The proposed settlement is an alternative to the city.
Hukou reform will strip away rural ownership of land and rural citizens to relocate freely. Rather than the urban bias and inclination for rural-urban migration, the proposed settlement aims to offer a productive and socially sustainable rural organisation of life, in contrast to the fragmented and dispersed rural settlement that we see today. The linear settlement will be the limit of urban sprawl.
The proposed settlement will be a series of longitudinals that complements the existing village network, offering the territory a sense of recognisable orientation in the plethora of rural settlement. The settlement can begin from a public investment by the government on small-scaled diffused production and rural entrepreneurship. The provincial government essentially only prepares the ground for settlement to reside in. The project suggests a typology of houses that inhabitants can adapt and mutate. Adopting a simple Chinese village courtyard house, one prototype unit has four small courtyards and one main shared courtyard in the centre. There will be two floors with apartments on the first floor and workshop, offices, ateliers or small-scaled production spaces on the ground floor.

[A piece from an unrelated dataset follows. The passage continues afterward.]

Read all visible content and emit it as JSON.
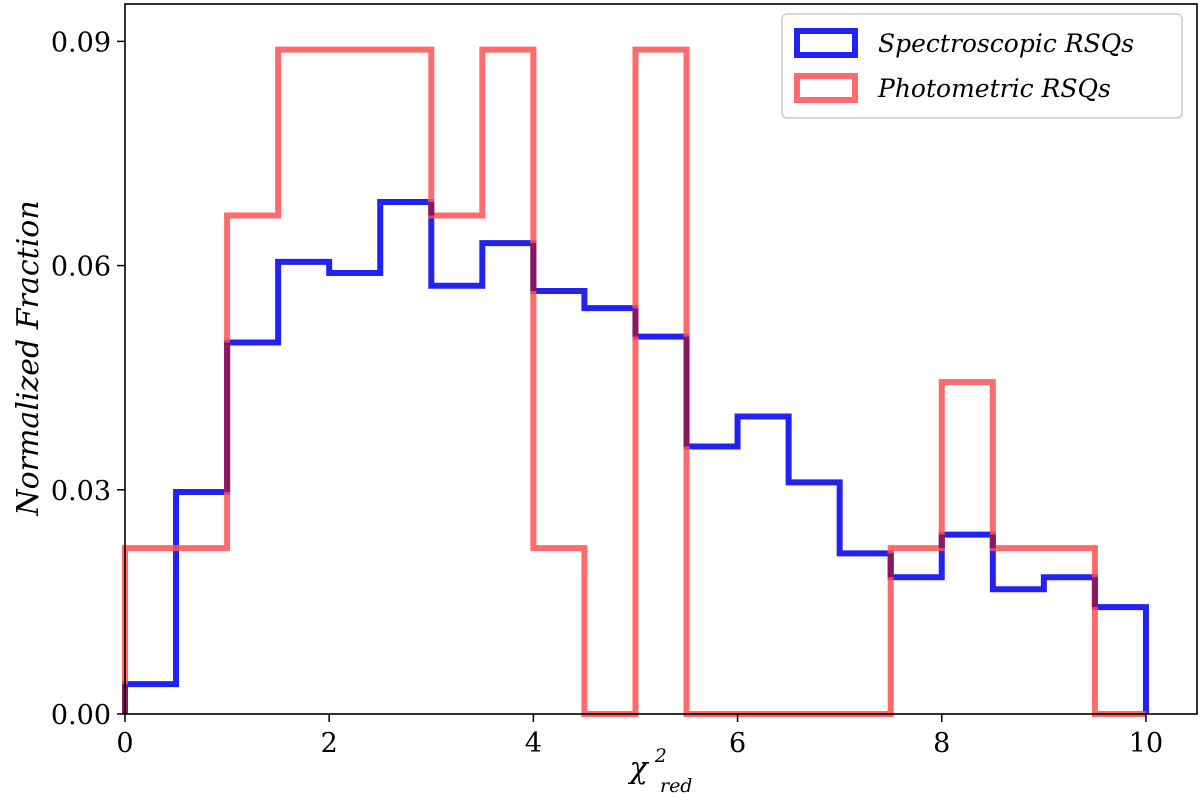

Reorganising a productive rural livelihood challenges the possibility of an alternative mode of living. In the public domain, district governments can target welfare and services towards an effective population density. In the private domain, inserting a production datum in the settlement enables a genuine social sustainability in rural living. Although the project requires the government to follow up with matching social reforms in areas such as education equality and social welfare, the project is an attempt that points to Chinese countryside since Mao "demonised" its conception. In this project, the rural reorganisation will be the physical backdrop to cities. Rural life does not have to be an inferior choice to cities, rather, the desirable alternative.